One-year versus two-year MBA programs

BY Sydney LakeJuly 15, 2021, 2:00 AM
Martin Laksman

Candidates applying to MBA programs today have not only a vast number of school options but also an array of program lengths and formats. For those people who are keen on maximizing their return on investment (both in terms of time and money), they may eventually ponder this question: Why not try to squeeze a two-year full-time MBA program into half the time? 

While a one-year full-time MBA program can be a great fit for some business professionals, it can leave others yearning for more time to pursue internships and networking opportunities, and a chance to specialize academically. A one-year program, however, can be most lucrative to professionals who are seeking a promotion rather than a full career change, or for candidates whose current employer is sponsoring their education.

That’s true at the University of Pittsburgh’s Katz Graduate School of Business, which launched the first U.S.-based one-year full-time MBA program in 1963. “You tend to see more career enhancers as opposed to someone who is going back for their MBA to make a career pivot,” says Tom Keller, director of graduate programs at the university.

Differences between one- and two-year MBAs

Most one-year MBA programs either offer core classes (think accounting, finance, marketing, critical thinking, and other essential courses) at an accelerated pace or allow students to place out of certain classes.

One-year MBA students at Kellogg School of Management at Northwestern University have the opportunity to skip some core courses and dive into electives during four semesters instead of six, says Jennifer Hayes, senior associate director of admissions for the one-year program.

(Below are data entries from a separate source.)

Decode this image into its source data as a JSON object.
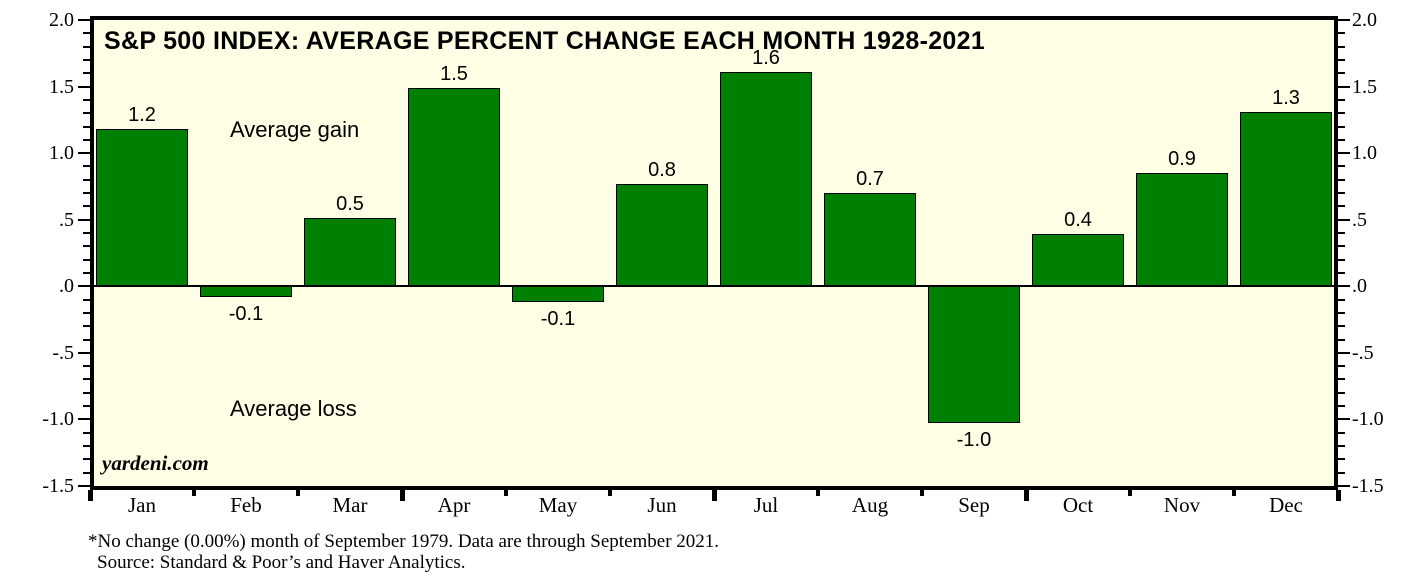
{
  "chart_data": {
    "type": "bar",
    "title": "S&P 500 INDEX: AVERAGE PERCENT CHANGE EACH MONTH 1928-2021",
    "categories": [
      "Jan",
      "Feb",
      "Mar",
      "Apr",
      "May",
      "Jun",
      "Jul",
      "Aug",
      "Sep",
      "Oct",
      "Nov",
      "Dec"
    ],
    "values": [
      1.2,
      -0.1,
      0.5,
      1.5,
      -0.1,
      0.8,
      1.6,
      0.7,
      -1.0,
      0.4,
      0.9,
      1.3
    ],
    "value_labels": [
      "1.2",
      "-0.1",
      "0.5",
      "1.5",
      "-0.1",
      "0.8",
      "1.6",
      "0.7",
      "-1.0",
      "0.4",
      "0.9",
      "1.3"
    ],
    "values_precise_est": [
      1.18,
      -0.08,
      0.51,
      1.49,
      -0.12,
      0.77,
      1.61,
      0.7,
      -1.03,
      0.39,
      0.85,
      1.31
    ],
    "xlabel": "",
    "ylabel": "",
    "ylim": [
      -1.5,
      2.0
    ],
    "y_major_ticks": [
      2.0,
      1.5,
      1.0,
      0.5,
      0.0,
      -0.5,
      -1.0,
      -1.5
    ],
    "y_major_tick_labels": [
      "2.0",
      "1.5",
      "1.0",
      ".5",
      ".0",
      "-.5",
      "-1.0",
      "-1.5"
    ],
    "y_minor_tick_step": 0.1,
    "grid": false,
    "legend": null,
    "bar_color": "#008000",
    "plot_bg_color": "#FFFFE6",
    "annotations": {
      "gain": "Average gain",
      "loss": "Average loss"
    },
    "watermark": "yardeni.com"
  },
  "footnotes": {
    "line1": "*No change (0.00%) month of September 1979. Data are through September 2021.",
    "line2": "Source: Standard & Poor’s and Haver Analytics."
  }
}
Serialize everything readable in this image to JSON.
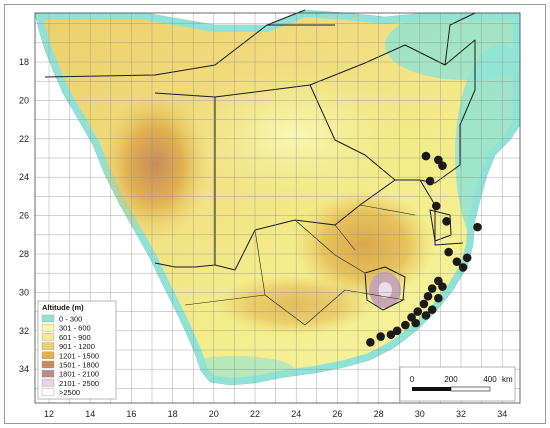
{
  "map": {
    "x_ticks": [
      "12",
      "14",
      "16",
      "18",
      "20",
      "22",
      "24",
      "26",
      "28",
      "30",
      "32",
      "34"
    ],
    "y_ticks": [
      "18",
      "20",
      "22",
      "24",
      "26",
      "28",
      "30",
      "32",
      "34"
    ]
  },
  "legend": {
    "title": "Altitude (m)",
    "items": [
      {
        "label": "0 - 300",
        "color": "#8fe3d6"
      },
      {
        "label": "301 - 600",
        "color": "#f7f7a8"
      },
      {
        "label": "601 - 900",
        "color": "#f4ec8a"
      },
      {
        "label": "901 - 1200",
        "color": "#ecd06a"
      },
      {
        "label": "1201 - 1500",
        "color": "#e0b050"
      },
      {
        "label": "1501 - 1800",
        "color": "#c88c5c"
      },
      {
        "label": "1801 - 2100",
        "color": "#b58a8a"
      },
      {
        "label": "2101 - 2500",
        "color": "#e8d6e4"
      },
      {
        "label": ">2500",
        "color": "#ffffff"
      }
    ]
  },
  "scale_bar": {
    "labels": [
      "0",
      "200",
      "400"
    ],
    "unit": "km"
  },
  "colors": {
    "ocean": "#ffffff",
    "coast_lowland": "#8fe3d6",
    "border": "#1a1a1a",
    "grid": "#8a8a8a",
    "points": "#1a1a1a"
  },
  "points": [
    {
      "lon": 30.3,
      "lat": 22.9
    },
    {
      "lon": 30.9,
      "lat": 23.1
    },
    {
      "lon": 31.1,
      "lat": 23.4
    },
    {
      "lon": 30.5,
      "lat": 24.2
    },
    {
      "lon": 30.8,
      "lat": 25.5
    },
    {
      "lon": 31.3,
      "lat": 26.3
    },
    {
      "lon": 32.8,
      "lat": 26.6
    },
    {
      "lon": 31.4,
      "lat": 27.9
    },
    {
      "lon": 31.8,
      "lat": 28.4
    },
    {
      "lon": 32.3,
      "lat": 28.2
    },
    {
      "lon": 32.1,
      "lat": 28.7
    },
    {
      "lon": 30.9,
      "lat": 29.4
    },
    {
      "lon": 31.1,
      "lat": 29.7
    },
    {
      "lon": 30.6,
      "lat": 29.8
    },
    {
      "lon": 30.4,
      "lat": 30.2
    },
    {
      "lon": 30.9,
      "lat": 30.3
    },
    {
      "lon": 30.2,
      "lat": 30.6
    },
    {
      "lon": 30.6,
      "lat": 30.9
    },
    {
      "lon": 29.9,
      "lat": 31.0
    },
    {
      "lon": 30.3,
      "lat": 31.2
    },
    {
      "lon": 29.6,
      "lat": 31.3
    },
    {
      "lon": 29.8,
      "lat": 31.6
    },
    {
      "lon": 29.3,
      "lat": 31.7
    },
    {
      "lon": 28.9,
      "lat": 32.0
    },
    {
      "lon": 28.6,
      "lat": 32.2
    },
    {
      "lon": 28.1,
      "lat": 32.3
    },
    {
      "lon": 27.6,
      "lat": 32.6
    }
  ]
}
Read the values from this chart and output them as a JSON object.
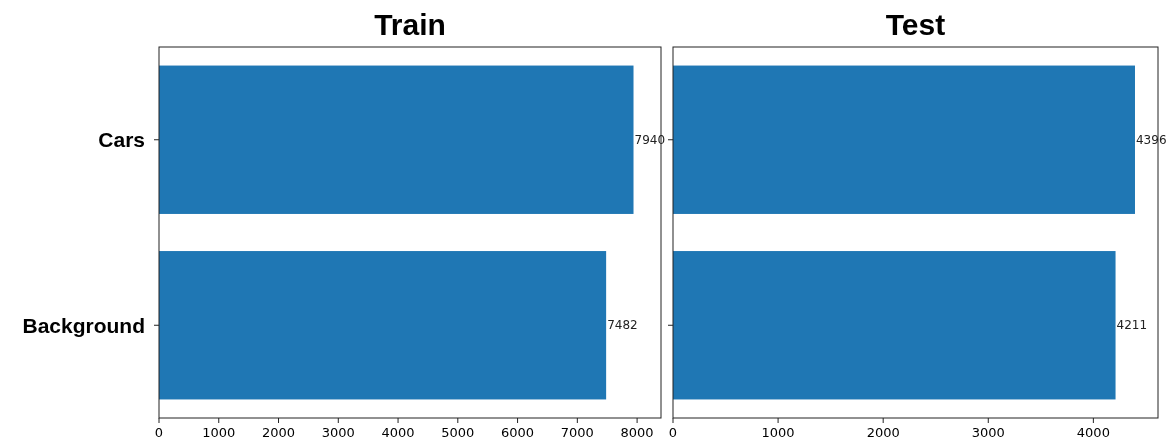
{
  "chart_data": [
    {
      "type": "bar",
      "orientation": "horizontal",
      "title": "Train",
      "categories": [
        "Cars",
        "Background"
      ],
      "series": [
        {
          "color": "#1f77b4",
          "values": [
            7940,
            7482
          ]
        }
      ],
      "xlim": [
        0,
        8400
      ],
      "xticks": [
        0,
        1000,
        2000,
        3000,
        4000,
        5000,
        6000,
        7000,
        8000
      ],
      "data_labels": true,
      "grid": false
    },
    {
      "type": "bar",
      "orientation": "horizontal",
      "title": "Test",
      "categories": [
        null,
        null
      ],
      "series": [
        {
          "color": "#1f77b4",
          "values": [
            4396,
            4211
          ]
        }
      ],
      "xlim": [
        0,
        4615
      ],
      "xticks": [
        0,
        1000,
        2000,
        3000,
        4000
      ],
      "data_labels": true,
      "grid": false,
      "tick_labels": "x"
    }
  ]
}
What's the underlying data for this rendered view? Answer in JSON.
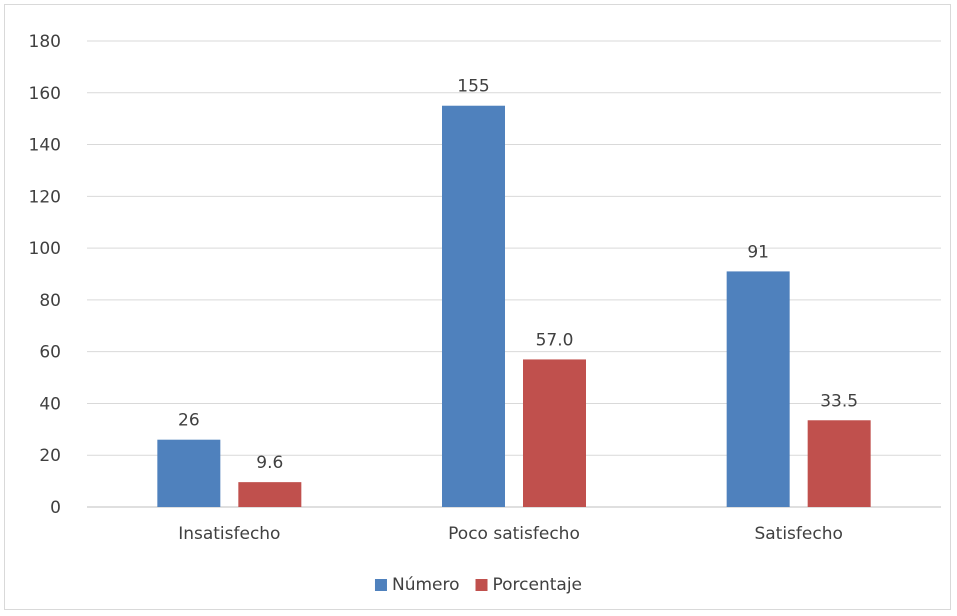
{
  "chart_data": {
    "type": "bar",
    "title": "",
    "xlabel": "",
    "ylabel": "",
    "categories": [
      "Insatisfecho",
      "Poco satisfecho",
      "Satisfecho"
    ],
    "series": [
      {
        "name": "Número",
        "color": "#4f81bd",
        "values": [
          26,
          155,
          91
        ],
        "labels": [
          "26",
          "155",
          "91"
        ]
      },
      {
        "name": "Porcentaje",
        "color": "#c0504d",
        "values": [
          9.6,
          57.0,
          33.5
        ],
        "labels": [
          "9.6",
          "57.0",
          "33.5"
        ]
      }
    ],
    "ylim": [
      0,
      180
    ],
    "yticks": [
      "0",
      "20",
      "40",
      "60",
      "80",
      "100",
      "120",
      "140",
      "160",
      "180"
    ],
    "grid": true,
    "legend_position": "bottom"
  }
}
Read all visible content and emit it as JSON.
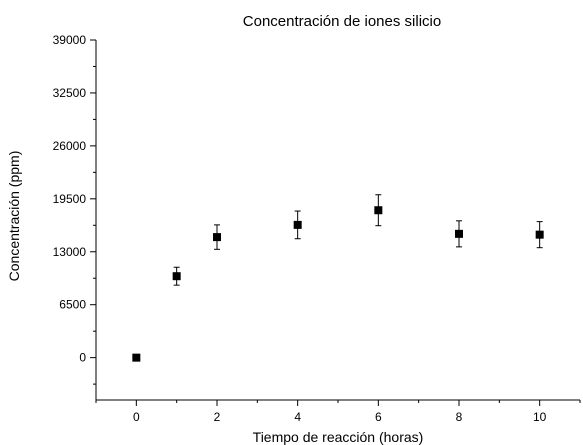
{
  "chart_data": {
    "type": "scatter",
    "title": "Concentración de iones silicio",
    "xlabel": "Tiempo de reacción (horas)",
    "ylabel": "Concentración (ppm)",
    "xlim": [
      -1,
      11
    ],
    "ylim": [
      -5200,
      39000
    ],
    "x_ticks": [
      0,
      2,
      4,
      6,
      8,
      10
    ],
    "x_tick_labels": [
      "0",
      "2",
      "4",
      "6",
      "8",
      "10"
    ],
    "y_ticks": [
      0,
      6500,
      13000,
      19500,
      26000,
      32500,
      39000
    ],
    "y_tick_labels": [
      "0",
      "6500",
      "13000",
      "19500",
      "26000",
      "32500",
      "39000"
    ],
    "grid": false,
    "legend": "none",
    "marker": "square",
    "marker_color": "#000000",
    "points": [
      {
        "x": 0,
        "y": 0,
        "err": 0
      },
      {
        "x": 1,
        "y": 10000,
        "err": 1100
      },
      {
        "x": 2,
        "y": 14800,
        "err": 1500
      },
      {
        "x": 4,
        "y": 16300,
        "err": 1700
      },
      {
        "x": 6,
        "y": 18100,
        "err": 1900
      },
      {
        "x": 8,
        "y": 15200,
        "err": 1600
      },
      {
        "x": 10,
        "y": 15100,
        "err": 1600
      }
    ]
  }
}
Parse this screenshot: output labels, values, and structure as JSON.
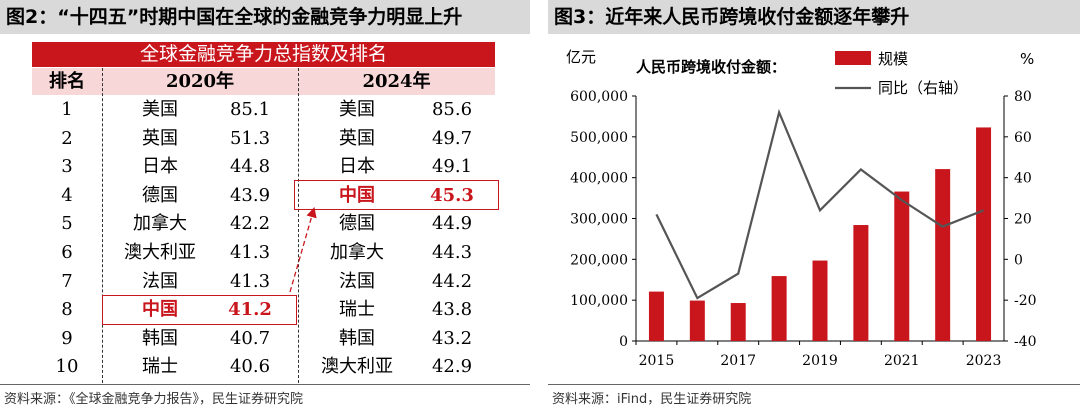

While the program is truncated, “Kellogg’s one-year students are not siloed,” Hayes says. “They share classes, clubs, events, and the alumni network with students in other Kellogg programs.”

At Cornell University’s Samuel Curtis Johnson Graduate School of Management, one-year MBA students must meet certain prerequisites to be admitted in order to keep up with the academic pace of the program. Candidates must hold a professional certification or advanced degree (like a CFA, CPA, JD, Ph.D., or MS) to apply, and the school offers an eligibility check to applicants.

Some MBA core courses at Cornell are completed in a matter of only three weeks, so “we want to make sure that you’ll be able to hit the ground running,” says Eddie Asbie, Cornell Johnson’s admissions director. 

One-year MBA candidates also tend to have more professional experience when entering their program. At the University of Pittsburgh, the average one-year MBA student has six to eight years of work experience, while an average two-year MBA student has four to five, Keller says.

Is it more difficult to be admitted to a one-year program?

Again, it depends. However, most programs say that they look at their one-year applicants and two-year applicants with the same level of scrutiny. Keller says the University of Pittsburgh tends to be a bit more selective when choosing its one-year candidates.

Either way, as a part of the admissions process, applicants must be extremely clear about their intentions both during and after the MBA program.

“One of the most important things is that candidates really need to articulate what their goals are,” Asbie says. “If we see someone who is applying to a one-year program and they’re making a career switch into an area like investment banking, that one-year program is probably not the best option.”

The tradeoffs of different MBA program lengths

One of the major differences between a one-year and two-year MBA program is the internship component. Usually, a two-year MBA student would pursue an internship the summer following the first year of study. Participants in the truncated program, however, dive right into the hunt for a full-time job following the one-year program.

“One of the big tradeoffs between doing the one-year and two-year programs is that internship in the summer,” Keller says. “That internship, more often than not, becomes a job offer.” 

This is especially true for competitive industries like investment banking and private equity that tend to recruit directly from their intern pool, admissions officials at several one-year MBA programs agree. Skipping an internship can work, though, for MBA candidates who plan to return to their current employer or family business post-grad.

For that reason, a one-year MBA program may not be for everyone.

“If students are looking to make a major career shift, they may benefit from a formal internship and more time to network,” Hayes says, “meaning that the one-year program is not for them.” All one-year MBA students also must prioritize their interests and involvements because of their limited time on campus, she adds.

One-year programs can also be challenging for international students, as they have less time to acclimate to a new country, focus on their academics, and job hunt all at the same time, Keller adds. 

The advantages of a one-year program

Time is money. Since most one-year MBA programs require fewer semesters’ worth of tuition, the return on investment for a one-year program can be enticing. Bypassing courses at Kellogg’s one-year MBA program “means a cost savings in terms of tuition” and less time out of the workforce, Hayes says.

To weigh the advantages and disadvantages of the one-year versus the two-year MBA program, Mark Nelson, Cornell Johnson’s dean, emphasizes the importance of connecting with admissions officials, current students, and alumni.

“We want to make sure they’re in the right program for them,” he says. “Our goal is to help them realize their goal.”